Strokes, Round 2: Fight from the inside

(Attack from the rear…)

As mentioned previously, I’ve come to the conclusion that the failure to reproduce Robert Firth’s results was at least partly due to me using the wrong transcription scheme. So, tonight I gave it a second shot, this time working with Currier’s transcription.

Continue reading “Strokes, Round 2: Fight from the inside”

Opposed to what?

Every now and then I check out the Voynich category at the dmoz open directory site. (For those of you who don’t know it, dmoz tries to be for links what Wikipedia is for information.) I have submitted my little blog to their review process and hope that in due time the Voynichthoughts will show up there as well.

Only today did I notice that there is a subsection “Opposing views” in the Voynich directory, and now I wonder — opposed to what? We all know that there is no universally accepted theory of the VM, and even what is considered “mainstream” in VM research is subject to debate. Methinks everybody with an opinion on the VM will be in opposition, more or less, to their peers.

The mind boggles.

A nessecary speling reform?

“… Year 2 might reform w spelling, so that which and one would take the same konsonant, wile Year 3 might well abolish y replasing it with i and Iear 4 might fiks the g/j anomali wonse and for all …”

Okay, most of you probably know about Mark Twain’s English spelling reform proposal and while we Germans in general would welcome it if you Anglophiles would make your spelling match the pronounciation at least somewhat (“now” — “plough” — “rough”, which two of them will sound more alike…?), what’s the bearing for the VM?

Time and again I noticed that people take the transcription of the VM to be the Real Thing(TM) itself. This it is not, not anymore than the word “apple” is an actual apple.

I’m convinced (I’m constantly under the urge to write “convicted”, but I feel that’d be wrong) that the crucial trick the VM author played on us does not lay in the enciphering scheme. In all probability, this will turn out to be something new and original, but not overly complicated. I even dare a bet that it will turn out that one page of the VM will be sufficient to break the manuscript’s code, and later generations will sneer at us, “What took those suckers so long to decipher something so laughably simple?”

It was the brilliant idea of the author to invent a special alphabet for his creation, with just the right amount of ambiguity to it.

No matter how much number-chrunching power we hurl at the VM, it’ll all come to naught as long as the data we feed to our computers are flawed, and this data is the transcription we use. But, as opposed to “conventional” codebreaking problems, where we in general have a good idea of what the ciphertext alphabet looks like, all we have for the VM are sophisticated guesses: Garbage in, garbage out, they say about computers, and our “garbage” is a flawed transcription.

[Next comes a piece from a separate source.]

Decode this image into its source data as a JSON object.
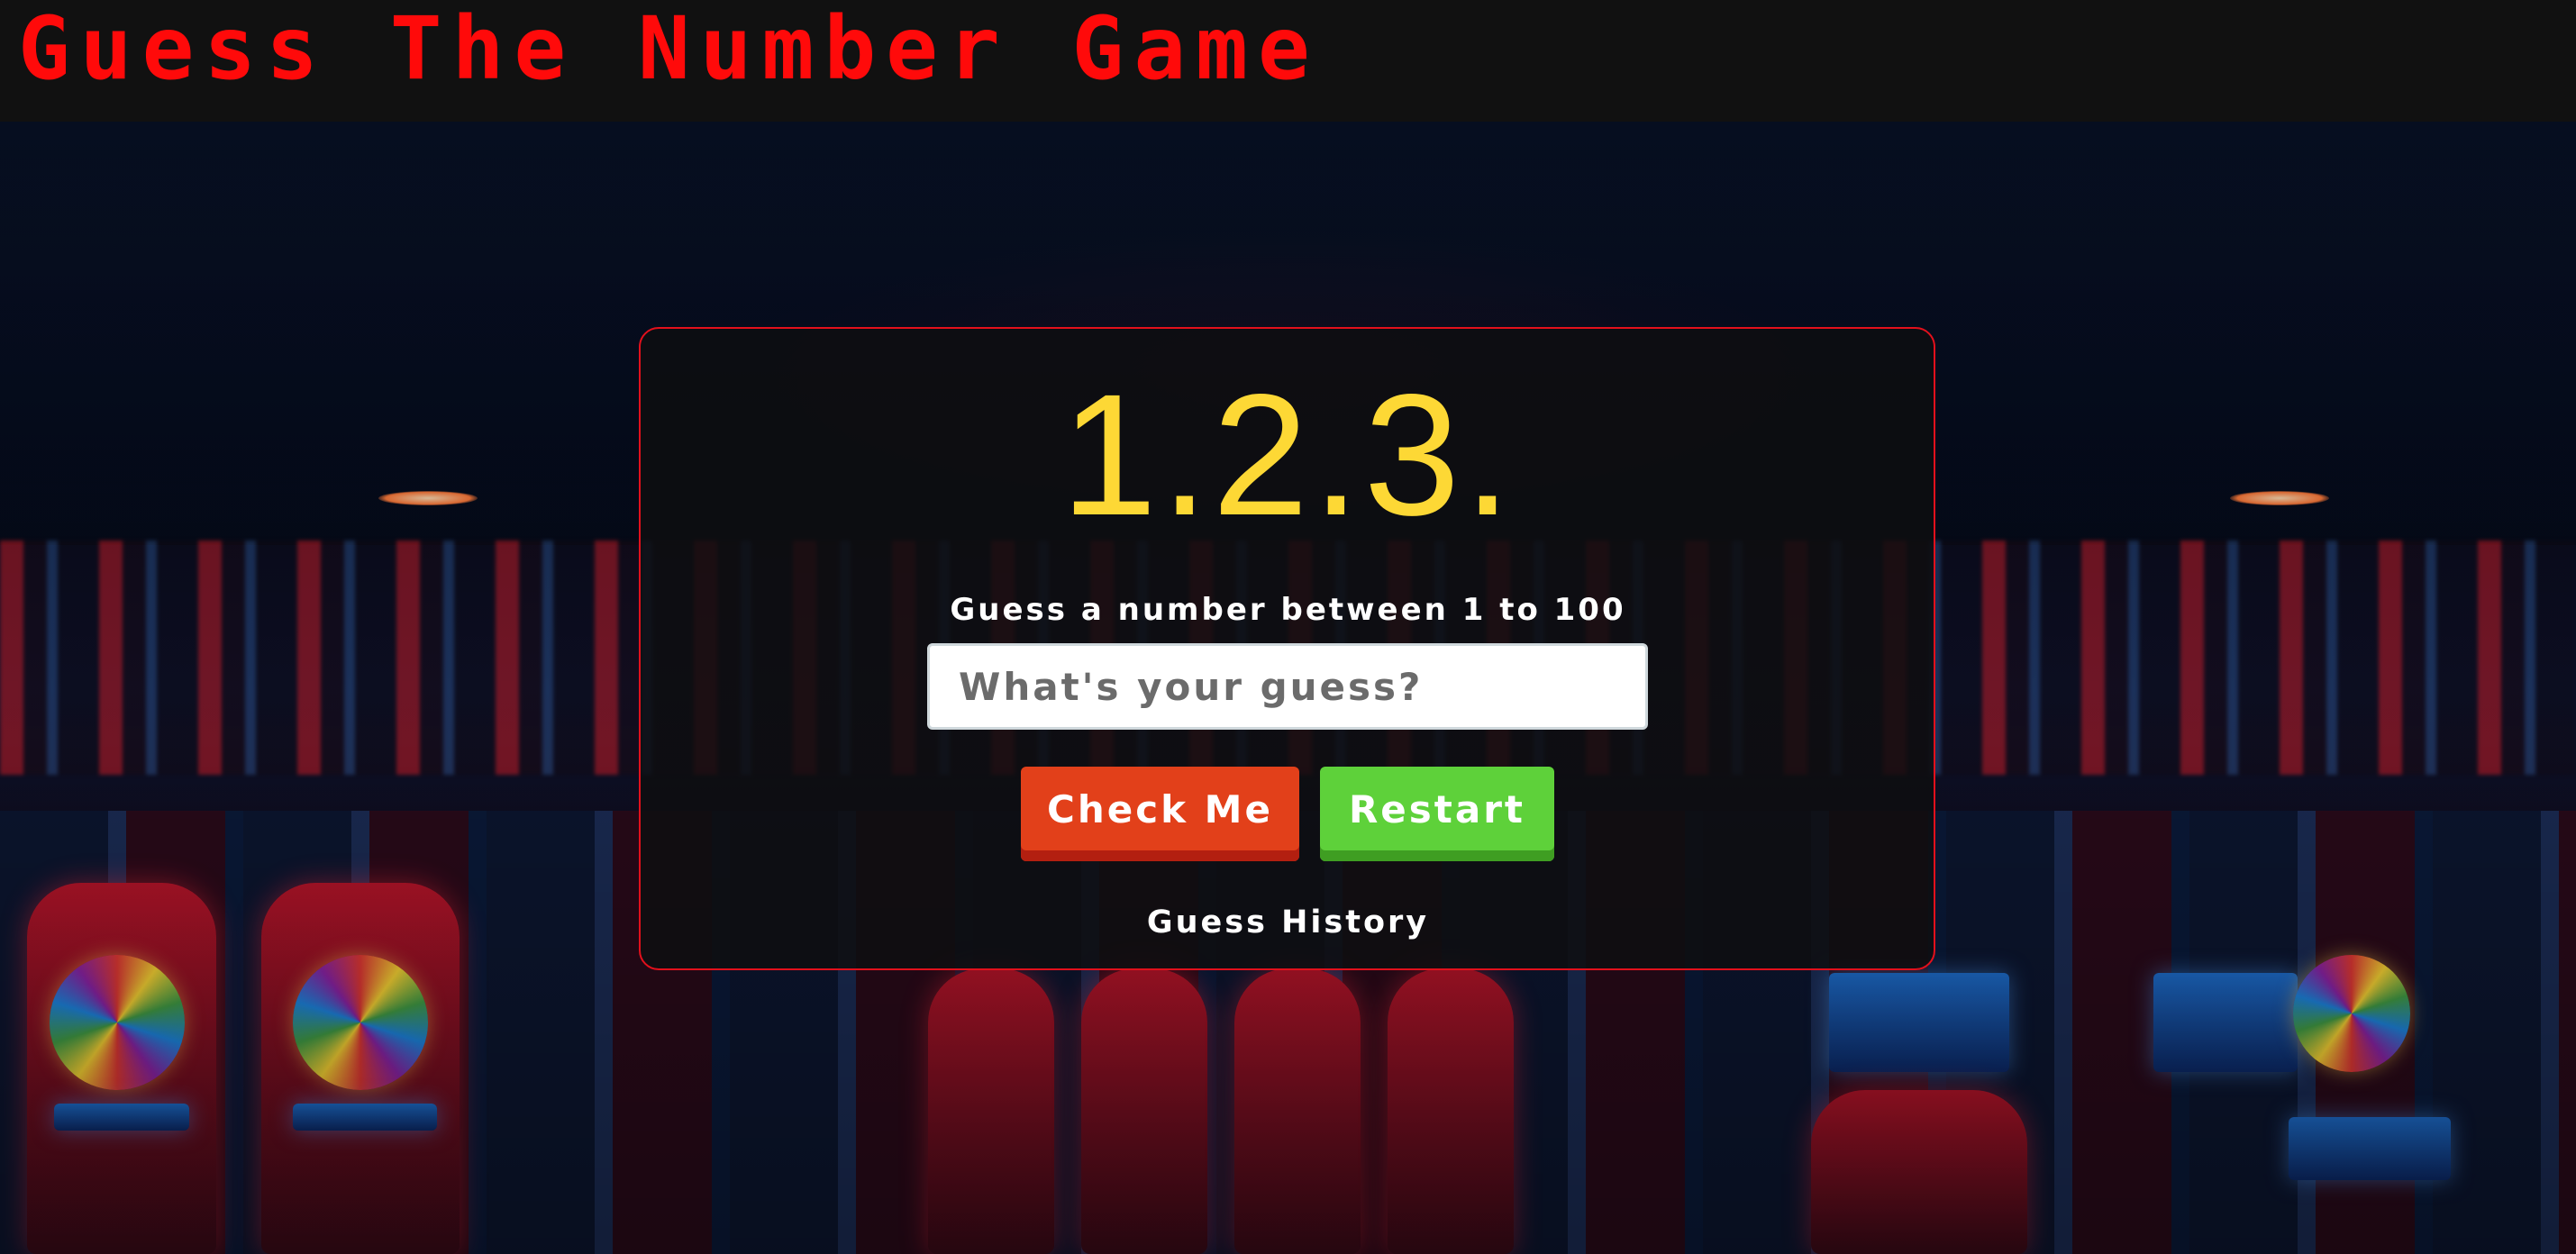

We really can’t be sure if EVA “r” and “s” are representing the same ciphertext letter. All those different hooks about the “ch”, are they to mean the same? Are they different? Do they mean anything? Does the hook make a difference like between an “a” and an “ä”, or is it like “e” and “é” only?*) Is “iiin” one letter, two, three or four? Why does “qo” look like two letters, but behaves as one?

All this has a devastating impact to any test we might want to do on the text. If we do a letter frequency count, “a” and “ä” really should go into different baskets, while “e” and “é” should not. How can you arrive at a meaningful wordlength distribution if you can’t even count the letters in “daiin” reliably? Our statistical shells bounce off the alphabet fortress and detonate in our own camp with lots of smoke and fog.

This is not meant to dissuade anyone in general from working on the VM with statistical tests. I just want to point out that utmost diligence is required. Especially, never forget that you’re working under assumptions which may or may not be true.

(I simply write this because these days I happend to fall into that very trap myself.)

*) In case I’m not making myself clear to the tiny and neglectable community of non-speakers of German: “a” and “ä” are really two different letters, while “é” (in French) simply would mean that the “e” is voiced, rather than mute. I hope these fancy characters make it to your computers…

Stroke theory, after round 1: Elmar’s corner

Okay, I’ve made a mistake, so my attacks lost their punch.

Dennis Stallings and other acute readers have pointed out to me that the hit ratio I achieved — around 40% by token*) — was much less than what even superficial attempts from them achieved (around 80%).

At first, I attributed this to the Takahashi transcription which I had used, and which features a number of words running together (like “cthaiinydaiin” or “cheoeesykeor”), which in all probability should be split up in two words each. But I was doubtful if those run-togethers would really be so numerous as to account for half of the possible hits I had obviusly missed.

Turns out, I had made a mistake at one point: Robert Firth had worked from the Currier transcriptions, while I was using EVA, assuming that both could be unambiguously converted back and forth into each other. I was wrong there. The translation between the two systems is “lossy”, hence an unsophisticated (ie “dumb”) matching system as the one I used will of course render different results in the two domains.

Thus, either I adapt my programs to use Currier, or I find a real EVA equivalent to Robert’s odd and even groups

Time for some infighting, Mr. Voynich!

*) I’m also indebted to Dennis for pointing out to me the difference between “the number of words” (which is usually understood to mean the number of different words), and “the number of tokens” (the amount of words in total). Thus, “I was very, very ignorant” amounts to 4 (different) words, but 5 tokens in the above count. “By token” would mean something like “by volume”.